Ben Gvir : des permis de port d’armes privés pour les habitants de Kiryat Shmona
"Ceux qui restent ici pourront ainsi se défendre, avec, bien sûr, le soutien d'une importante présence policière", a expliqué le ministre au maire Avichaï Stern

Les habitants de Kiryat Shmona pourront désormais obtenir des permis de port d’armes à feu privés, a fait savoir lundi le ministre de la Sécurité intérieure Itamar Ben Gvir au cours d’une réunion spéciale de son parti d’extrême droite Otzma Yehudit dans cette ville du nord du pays.
« Je suis venu aujourd’hui avec une nouvelle extrêmement importante pour la ville : nous allons la rendre entièrement éligible au port d’armes à feu », a annoncé Ben Gvir.
« À l’issue d’une concertation entre les équipes du ministère, nous avons décidé de désigner l’ensemble de Kiryat Shmona, à l’exception de la zone industrielle, comme zone éligible aux armes à feu. Ceux qui restent ici pourront ainsi se défendre, avec, bien sûr, le soutien d’une importante présence policière », a expliqué Ben Gvir au maire Avichaï Stern.
Les demandes de permis de port d’armes ont explosé après l’attaque massive menée par le groupe terroriste du Hamas contre le sud d’Israël, le 7 octobre 2023. À la suite du pogrom, le ministère de la Sécurité intérieure a également accordé aux collaborateurs personnels de Ben Gvir, aux employés de la Knesset et à d’autres personnes une compétence provisoire en matière d’approbation de demandes de permis de port d’armes. Plusieurs des bénéficiaires de cette compétence ont ensuite fait l’objet d’une enquête policière ; ils sont soupçonnés d’avoir délivré des permis de port d’armes à feu de manière inappropriée.
En septembre, Ben Gvir a indiqué que, depuis le début de ses efforts visant à augmenter le nombre de détenteurs d’armes à feu, le gouvernement avait délivré quelque 230 000 nouveaux permis de port d’armes.

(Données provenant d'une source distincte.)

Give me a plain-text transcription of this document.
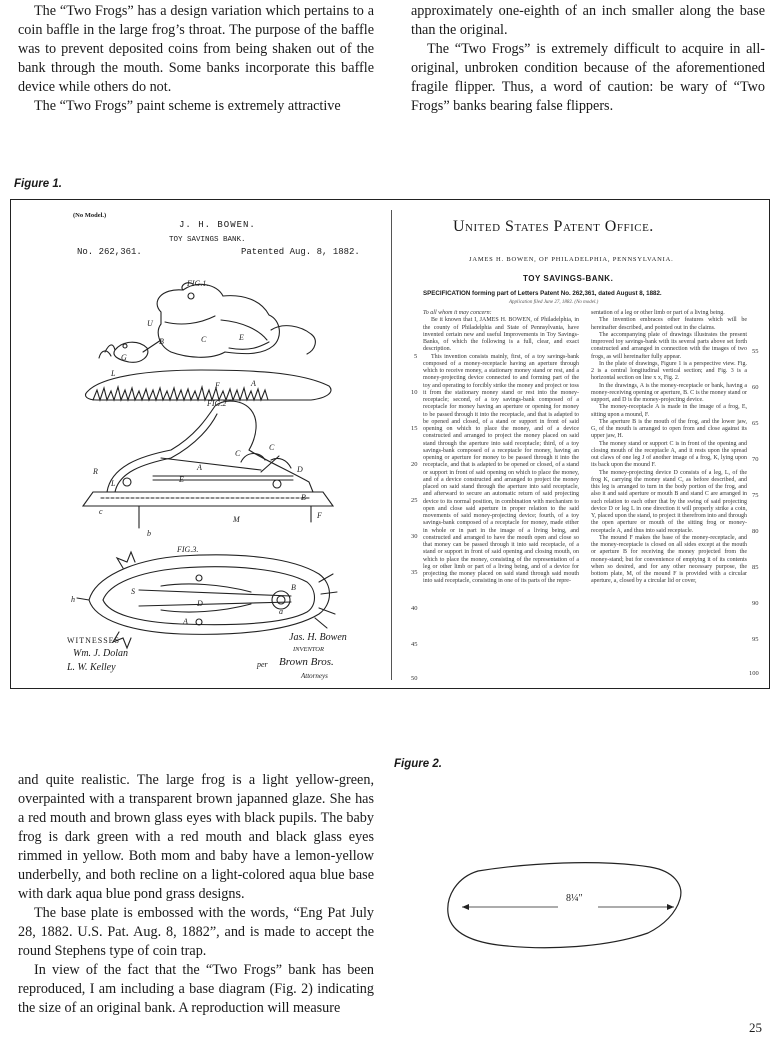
The “Two Frogs” has a design variation which pertains to a coin baffle in the large frog’s throat. The purpose of the baffle was to prevent deposited coins from being shaken out of the bank through the mouth. Some banks incorporate this baffle device while others do not.

The “Two Frogs” paint scheme is extremely attractive

approximately one-eighth of an inch smaller along the base than the original.

The “Two Frogs” is extremely difficult to acquire in all-original, unbroken condition because of the aforementioned fragile flipper. Thus, a word of caution: be wary of “Two Frogs” banks bearing false flippers.

Figure 1.
(No Model.)
J. H. BOWEN.
TOY SAVINGS BANK.
No. 262,361.	Patented Aug. 8, 1882.
FIG.1.
FIG.2
FIG.3.
U
B	C	E
A
L
G
F
E
A
C
C
D
R
L
B
c
b
M	F
S
D
A
B
h
a
WITNESSES
Wm. J. Dolan
L. W. Kelley
Jas. H. Bowen
INVENTOR
per Brown Bros.
Attorneys
United States Patent Office.
JAMES H. BOWEN, OF PHILADELPHIA, PENNSYLVANIA.
TOY SAVINGS-BANK.
SPECIFICATION forming part of Letters Patent No. 262,361, dated August 8, 1882.
Application filed June 27, 1882. (No model.)

To all whom it may concern:

Be it known that I, JAMES H. BOWEN, of Philadelphia, in the county of Philadelphia and State of Pennsylvania, have invented certain new and useful Improvements in Toy Savings-Banks, of which the following is a full, clear, and exact description.

This invention consists mainly, first, of a toy savings-bank composed of a money-receptacle having an aperture through which to receive money, a stationary money stand or rest, and a money-projecting device connected to and forming part of the toy and operating to forcibly strike the money and project or toss it from the stationary money stand or rest into the money-receptacle; second, of a toy savings-bank composed of a receptacle for money having an aperture or opening for money to be passed through it into the receptacle, and that is adapted to be opened and closed, of a stand or support in front of said opening on which to place the money, and of a device constructed and arranged to project the money placed on said stand through the aperture into said receptacle; third, of a toy savings-bank composed of a receptacle for money, having an opening or aperture for money to be passed through it into the receptacle, and that is adapted to be opened or closed, of a stand or support in front of said opening on which to place the money, and of a device constructed and arranged to project the money placed on said stand through the aperture into said receptacle, and afterward to secure an automatic return of said projecting device to its normal position, in combination with mechanism to open and close said aperture in proper relation to the said movements of said money-projecting device; fourth, of a toy savings-bank composed of a receptacle for money, made either in whole or in part in the image of a living being, and constructed and arranged to have the mouth open and close so that money can be passed through it into said receptacle, of a stand or support in front of said opening and closing mouth, on which to place the money, consisting of the representation of a leg or other limb or part of a living being, and of a device for projecting the money placed on said stand through said mouth into said receptacle, consisting in one of its parts of the repre-

sentation of a leg or other limb or part of a living being.

The invention embraces other features which will be hereinafter described, and pointed out in the claims.

The accompanying plate of drawings illustrates the present improved toy savings-bank with its several parts above set forth constructed and arranged in connection with the images of two frogs, as will hereinafter fully appear.

In the plate of drawings, Figure 1 is a perspective view. Fig. 2 is a central longitudinal vertical section; and Fig. 3 is a horizontal section on line x x, Fig. 2.

In the drawings, A is the money-receptacle or bank, having a money-receiving opening or aperture, B. C is the money stand or support, and D is the money-projecting device.

The money-receptacle A is made in the image of a frog, E, sitting upon a mound, F.

The aperture B is the mouth of the frog, and the lower jaw, G, of the mouth is arranged to open from and close against its upper jaw, H.

The money stand or support C is in front of the opening and closing mouth of the receptacle A, and it rests upon the spread out claws of one leg J of another image of a frog, K, lying upon its back upon the mound F.

The money-projecting device D consists of a leg, L, of the frog K, carrying the money stand C, as before described, and this leg is arranged to turn in the body portion of the frog, and also it and said aperture or mouth B and stand C are arranged in such relation to each other that by the swing of said projecting device D or leg L in one direction it will properly strike a coin, Y, placed upon the stand, to project it therefrom into and through the open aperture or mouth of the sitting frog or money-receptacle A, and thus into said receptacle.

The mound F makes the base of the money-receptacle, and the money-receptacle is closed on all sides except at the mouth or aperture B for receiving the money projected from the money-stand; but for convenience of emptying it of its contents when so desired, and for any other necessary purpose, the bottom plate, M, of the mound F is provided with a circular aperture, a, closed by a circular lid or cover,

5
10
15
20
25
30
35
40
45
50
55
60
65
70
75
80
85
90
95
100
Figure 2.
8¼″

and quite realistic. The large frog is a light yellow-green, overpainted with a transparent brown japanned glaze. She has a red mouth and brown glass eyes with black pupils. The baby frog is dark green with a red mouth and black glass eyes rimmed in yellow. Both mom and baby have a lemon-yellow underbelly, and both recline on a light-colored aqua blue base with dark aqua blue pond grass designs.

The base plate is embossed with the words, “Eng Pat July 28, 1882. U.S. Pat. Aug. 8, 1882”, and is made to accept the round Stephens type of coin trap.

In view of the fact that the “Two Frogs” bank has been reproduced, I am including a base diagram (Fig. 2) indicating the size of an original bank. A reproduction will measure

25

Si Ben Gvir affirme que la présence d’un plus grand nombre d’armes dans les rues a rendu Israël plus sûr, les associations de femmes dénoncent en revanche l’augmentation du nombre d’armes à feu dans les foyers israéliens, des armes qui, disent-elles, représentent un risque pour les victimes de violence domestique.
Pour Ben Gvir, il est important de faciliter le retour des habitants de la ville qui ont été déplacés pendant la guerre contre le Hezbollah. Le ministre dit qu’il « reste encore beaucoup à faire », tout en se félicitant des 280 millions de shekels alloués à la ville par Yitzhak Wasserlauf, ministre du Néguev, de la Galilée et de la Résilience nationale, membre de son parti.
« Cette ville, à mon sens, doit non seulement retrouver sa gloire d’antan, mais également se développer davantage, s’épanouir et prospérer. C’est pourquoi nous sommes ici : pour vous délivrer ce message, et faire tout ce qui est en notre pouvoir », a-t-il fait savoir.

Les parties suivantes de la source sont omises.